The aim of this study is to assess the effectiveness of a 5-week standardized stress management program for reducing anxiety conducted via eLearning (iCBT) or through face-to-face interviews (CBT) with patients suffering from ADA compared with a wait list control group (WLC). These patients seek treatment in a psychiatric unit for anxiety disorders at a university hospital. The primary outcome is change in the State Trait Anxiety Inventory scale trait subscale (STAI-T) between baseline and 2-month visit.
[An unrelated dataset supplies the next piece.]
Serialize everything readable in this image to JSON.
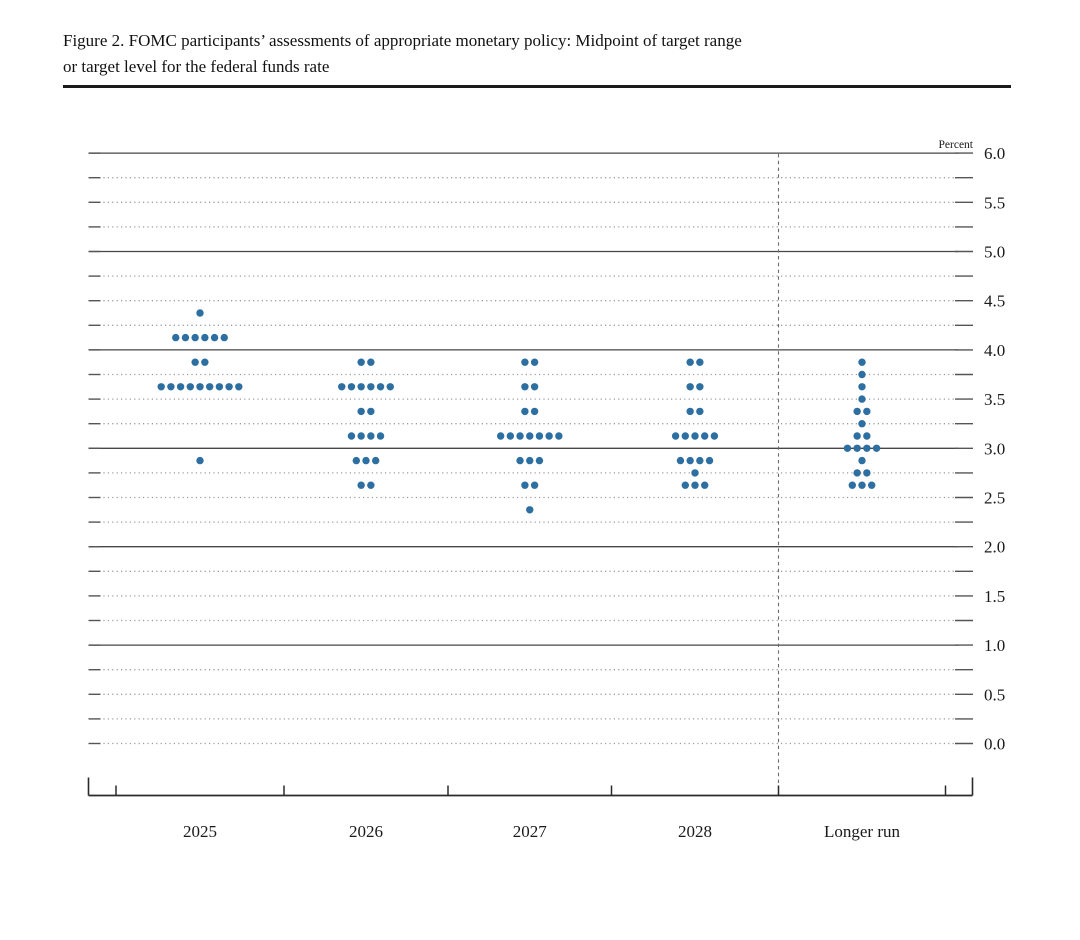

This is a multicenter, prospective, open label, randomized controlled study in 3 parallel groups with balanced randomization (1:1:1): computer-based stress management with minimal contact (not fully automated) (group 1), stress management with face-to-face interviews (group 2), and a WLC group that receives usual health care from a general practitioner (group 3). Programs are based on standard CBT principles and include 5 modules in 5 weekly sessions that include the following topics: stress and stress reaction and assessment; deep respiration and relaxation techniques; cognitive restructuring, mindfulness, and acceptance; behavioral skills as problem solving; and time management, healthy behaviors, and emotion regulation. In the Internet-based group, patients have minimal contact with a medical professional before and after every session. In the first session, a flash memory drive is supplied containing videos, audio files, a self-help book portfolio in the form of an eGuide, and log books providing the exercises to be completed between 2 sessions. The patient is encouraged to practice a 20-minute daily exercise 5 or 6 times per week. In the face-to-face group, patients receive the same program from a therapist with 5 weekly sessions without digital support. Interviews and self-assessments were collected face-to-face with the investigator.
The feasibility of this program is being tested, and results show good accessibility in terms of acceptance, understanding, and treatment credibility. Results are expected in 2018.
To our knowledge, this is the first French study to examine the effectiveness of a computer-based stress management program for patients with ADA. The Seren@ctif program may be useful within the framework of a psychoeducative approach. It could also be advised for people suffering from other diseases related to stress and for people with a clinical level of perceived stress.